Озолинг повернулся ко мне.
– Что?! – Старика было не узнать, я застиг немца врасплох.
– Что, что?! – я открыл огонь прямой наводкой. – Я за вами давно наблюдаю. Думаете, я ничего не вижу?
– Что? Что вы видите? – Озолинг в смятении.
– Все вижу я. Вы нам все уши прожужжали своими Гете и Гейне.
Почему? Что вы нам хотите Гете и Гейне доказать? Думаете, Джамбул, наш любимый Джамбульчик хуже ваших Гете с Гейне?
– Не спорю, – голос у деда дрогнул.
– Еще бы вы спорили! К вашему сведению Джамбульчик с Абайчиком в миллион раз лучше Гете с Гейне. Разве не так?
– Та-ак…, – И.Х. не знал, как от меня отделаться.

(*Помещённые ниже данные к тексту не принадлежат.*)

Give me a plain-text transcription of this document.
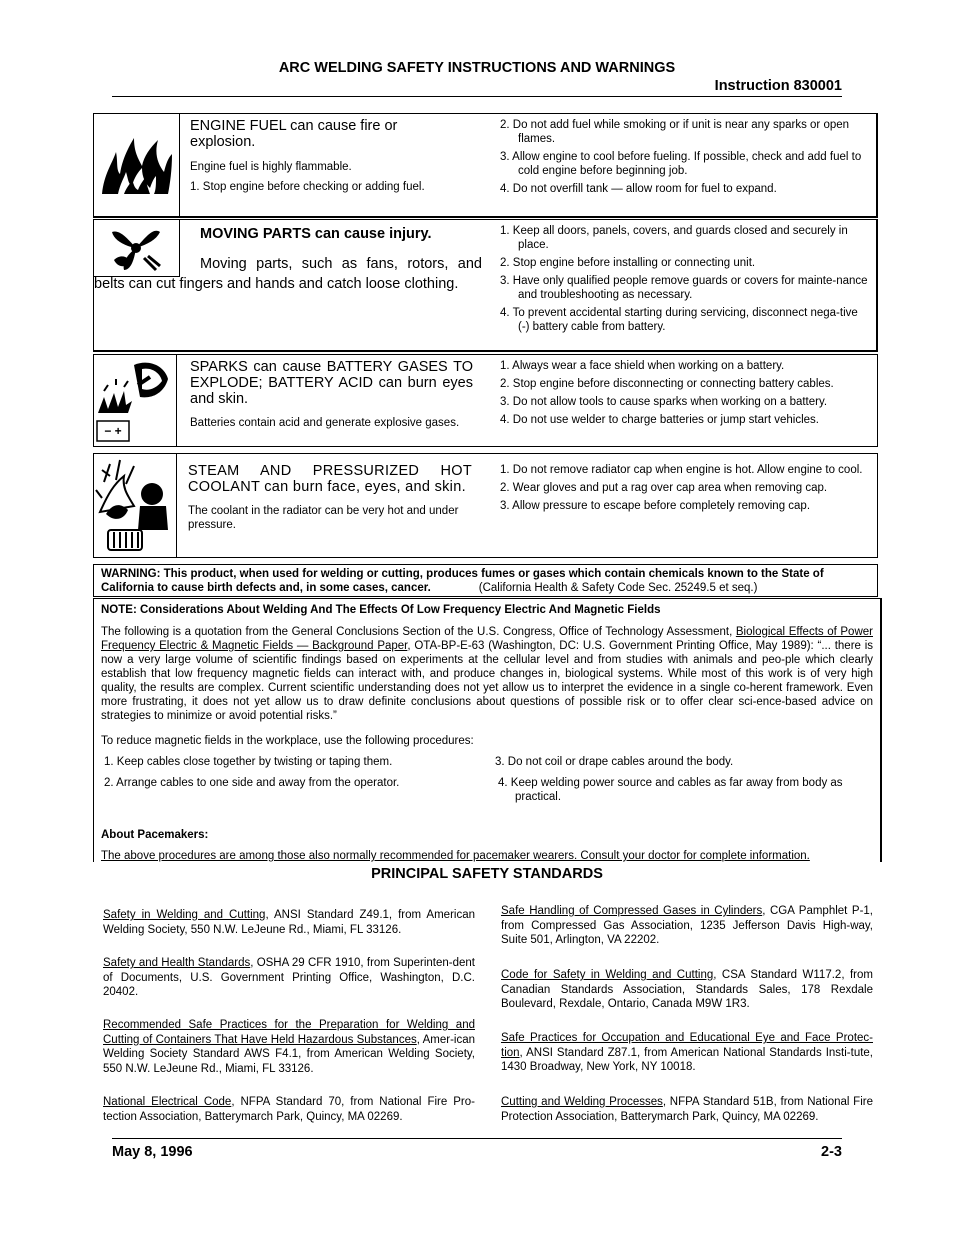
ARC WELDING SAFETY INSTRUCTIONS AND WARNINGS
Instruction 830001
ENGINE FUEL can cause fire or explosion.
Engine fuel is highly flammable.
1. Stop engine before checking or adding fuel.
2. Do not add fuel while smoking or if unit is near any sparks or open flames.
3. Allow engine to cool before fueling. If possible, check and add fuel to cold engine before beginning job.
4. Do not overfill tank — allow room for fuel to expand.
MOVING PARTS can cause injury.
Moving parts, such as fans, rotors, and belts can cut fingers and hands and catch loose clothing.
1. Keep all doors, panels, covers, and guards closed and securely in place.
2. Stop engine before installing or connecting unit.
3. Have only qualified people remove guards or covers for mainte-nance and troubleshooting as necessary.
4. To prevent accidental starting during servicing, disconnect nega-tive (-) battery cable from battery.
− +
SPARKS can cause BATTERY GASES TO EXPLODE; BATTERY ACID can burn eyes and skin.
Batteries contain acid and generate explosive gases.
1. Always wear a face shield when working on a battery.
2. Stop engine before disconnecting or connecting battery cables.
3. Do not allow tools to cause sparks when working on a battery.
4. Do not use welder to charge batteries or jump start vehicles.
STEAM AND PRESSURIZED HOT COOLANT can burn face, eyes, and skin.
The coolant in the radiator can be very hot and under pressure.
1. Do not remove radiator cap when engine is hot. Allow engine to cool.
2. Wear gloves and put a rag over cap area when removing cap.
3. Allow pressure to escape before completely removing cap.
WARNING: This product, when used for welding or cutting, produces fumes or gases which contain chemicals known to the State of California to cause birth defects and, in some cases, cancer.	(California Health & Safety Code Sec. 25249.5 et seq.)
NOTE: Considerations About Welding And The Effects Of Low Frequency Electric And Magnetic Fields
The following is a quotation from the General Conclusions Section of the U.S. Congress, Office of Technology Assessment, Biological Effects of Power Frequency Electric & Magnetic Fields — Background Paper, OTA-BP-E-63 (Washington, DC: U.S. Government Printing Office, May 1989): “... there is now a very large volume of scientific findings based on experiments at the cellular level and from studies with animals and peo-ple which clearly establish that low frequency magnetic fields can interact with, and produce changes in, biological systems. While most of this work is of very high quality, the results are complex. Current scientific understanding does not yet allow us to interpret the evidence in a single co-herent framework. Even more frustrating, it does not yet allow us to draw definite conclusions about questions of possible risk or to offer clear sci-ence-based advice on strategies to minimize or avoid potential risks.”
To reduce magnetic fields in the workplace, use the following procedures:
1. Keep cables close together by twisting or taping them.
2. Arrange cables to one side and away from the operator.
3. Do not coil or drape cables around the body.
4. Keep welding power source and cables as far away from body as practical.
About Pacemakers:
The above procedures are among those also normally recommended for pacemaker wearers. Consult your doctor for complete information.
PRINCIPAL SAFETY STANDARDS
Safety in Welding and Cutting, ANSI Standard Z49.1, from American Welding Society, 550 N.W. LeJeune Rd., Miami, FL 33126.
Safety and Health Standards, OSHA 29 CFR 1910, from Superinten-dent of Documents, U.S. Government Printing Office, Washington, D.C. 20402.
Recommended Safe Practices for the Preparation for Welding and Cutting of Containers That Have Held Hazardous Substances, Amer-ican Welding Society Standard AWS F4.1, from American Welding Society, 550 N.W. LeJeune Rd., Miami, FL 33126.
National Electrical Code, NFPA Standard 70, from National Fire Pro-tection Association, Batterymarch Park, Quincy, MA 02269.
Safe Handling of Compressed Gases in Cylinders, CGA Pamphlet P-1, from Compressed Gas Association, 1235 Jefferson Davis High-way, Suite 501, Arlington, VA 22202.
Code for Safety in Welding and Cutting, CSA Standard W117.2, from Canadian Standards Association, Standards Sales, 178 Rexdale Boulevard, Rexdale, Ontario, Canada M9W 1R3.
Safe Practices for Occupation and Educational Eye and Face Protec-tion, ANSI Standard Z87.1, from American National Standards Insti-tute, 1430 Broadway, New York, NY 10018.
Cutting and Welding Processes, NFPA Standard 51B, from National Fire Protection Association, Batterymarch Park, Quincy, MA 02269.
May 8, 1996	2-3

– Если так, то почему бы вам как следует не взяться за изучение казахского языка? – спросил я и посоветовал. – Для полного исправления вашей сущности, думаю, вам же лучше будет, как проснетесь, с утра брать домбру и петь на казахском песни Джамбула.
А мы будем вас контролировать. Договорились?
Из рук Озолинга выпал портфель. Зяма поднял его. С портфелем под мышкой И.Х. выбежал из комнаты.
Через полчаса заявился Шастри.
– Ты что это деда стращаешь!
– Пошутил я.
– Иван Хрстофорович перепугался. Говорит: он, что, в своем уме?
Я, говорит, никогда ничего плохого про казахов не говорил.
– Может и не говорил. Но я то чувствую, что он о нас думает.
– Мало ли что человек про кого думает. Брось.
– Не твое дело. Передай ему: будет ябедничать, я ему еще не такой
"дранг нах остен" устрою. Преступления нацизма срока давности не имеют.
– Ладно тебе. Горбатого могила исправит.
Будь Озолинг помоложе и покрепче, обратка за контрудар в
Померании не получилась бы. Сталин изверг, но все равно, сдается мне, И.Х. рано выпустили. А если бы штурм Зееловских высот сорвался?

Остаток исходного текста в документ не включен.